Osteoporosis is a widespread condition characterized by low bone mass or density. It is primarily a metabolic disorder related to age and general health with a variety of risk factors and causes. The most common and well-known consequence of osteoporosis is weakened bones that can break from small forces that would usually be harmless.
In osteoporosis, both the matrix of the bone (similar to scaffolding) and the density of the bone are affected. While bone seems like a static part of our body, bone is continuously laid down and removed by our bodies. In osteoporosis, there is an imbalance between the growth and reduction in the bone where the bone becomes progressively weaker. As such, it is a progressive disorder that worsens with age, and while the disease process might begin much earlier, symptoms are usually only noticed over the age of 50.
What are the signs and symptoms?
Often called a silent disease, many people with osteoporosis will have no idea that they have the disease, as there are no visible symptoms. Sometimes the first sign that an individual has osteoporosis is when the first bone breaks; unfortunately, these bones are also slower to heal than healthy bones which can lead to ongoing complications. Broken bones are not the only symptom of osteoporosis, as bones lose density and strength, they can also become compressed and develop wedge fractures under the weight of the body.
When the spine is affected by osteoporosis, people may develop a hunched or stooped posture, which can itself lead to respiratory issues and places pressure on the internal organs. Osteoporosis can severely impact a person’s mobility and independence, which can have a distressing impact on their overall quality of life.
What causes it?
As a metabolic disorder, osteoporosis can be caused by any process that interferes with the body’s ability to maintain bone density. This includes gastrointestinal conditions that prevent adequate absorption of calcium, required for bone growth, lack of dietary calcium or low levels of vitamin D, which are essential for the absorption of calcium. Some medications can contribute to bone loss as an unfortunate side effect, especially if they are taken for a long time or in high doses. A well-known example is the long-term use of steroids which are prescribed for long periods to reduce inflammation. Having a sedentary lifestyle or choosing activities with low levels of impact can mean that without the weight-bearing stimulus to make bone, bones are less dense over time. Osteoporosis is a common issue for elite cyclists and swimmers, who are more likely to develop the condition if they don’t also include weight-bearing activities such as jogging in their training program.

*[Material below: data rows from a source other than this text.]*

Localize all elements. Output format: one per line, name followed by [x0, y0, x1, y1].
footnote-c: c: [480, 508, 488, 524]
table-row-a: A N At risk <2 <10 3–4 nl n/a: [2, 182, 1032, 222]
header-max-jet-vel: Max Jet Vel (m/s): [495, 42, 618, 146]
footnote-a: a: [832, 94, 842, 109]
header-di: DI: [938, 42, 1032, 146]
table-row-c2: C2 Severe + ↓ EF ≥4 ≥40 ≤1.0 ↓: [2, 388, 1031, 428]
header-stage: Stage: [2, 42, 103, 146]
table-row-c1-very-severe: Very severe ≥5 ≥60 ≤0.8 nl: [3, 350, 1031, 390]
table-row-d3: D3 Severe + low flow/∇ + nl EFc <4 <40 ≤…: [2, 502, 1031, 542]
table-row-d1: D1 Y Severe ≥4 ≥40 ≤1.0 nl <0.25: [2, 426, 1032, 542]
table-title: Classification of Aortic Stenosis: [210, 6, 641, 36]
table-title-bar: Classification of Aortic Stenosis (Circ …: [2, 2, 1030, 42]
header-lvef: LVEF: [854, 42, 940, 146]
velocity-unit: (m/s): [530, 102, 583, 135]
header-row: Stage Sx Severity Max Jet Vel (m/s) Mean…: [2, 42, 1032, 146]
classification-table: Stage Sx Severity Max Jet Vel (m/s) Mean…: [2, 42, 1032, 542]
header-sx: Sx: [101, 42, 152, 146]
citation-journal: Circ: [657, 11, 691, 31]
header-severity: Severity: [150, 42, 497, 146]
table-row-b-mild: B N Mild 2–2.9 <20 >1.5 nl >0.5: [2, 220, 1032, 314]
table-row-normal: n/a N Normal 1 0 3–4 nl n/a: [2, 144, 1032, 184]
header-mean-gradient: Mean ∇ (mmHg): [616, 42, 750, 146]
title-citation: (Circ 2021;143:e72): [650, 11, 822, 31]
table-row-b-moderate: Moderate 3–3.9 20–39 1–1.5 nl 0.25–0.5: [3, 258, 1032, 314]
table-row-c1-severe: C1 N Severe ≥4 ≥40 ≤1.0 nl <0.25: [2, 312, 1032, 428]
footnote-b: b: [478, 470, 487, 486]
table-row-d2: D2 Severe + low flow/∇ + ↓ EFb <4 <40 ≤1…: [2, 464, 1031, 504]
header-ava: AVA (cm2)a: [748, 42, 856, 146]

How can physiotherapy help?
Physiotherapy can help you to improve your overall bone health, avoid or recover from fractures. Physiotherapy exercises can direct you to safely increase your weight-bearing, which can help build bone mass. Balance training is also an important factor as this can reduce your risk of falls. Your physiotherapist can also help you to adjust your lifestyle, at home or at work, to protect your bones and improve your posture.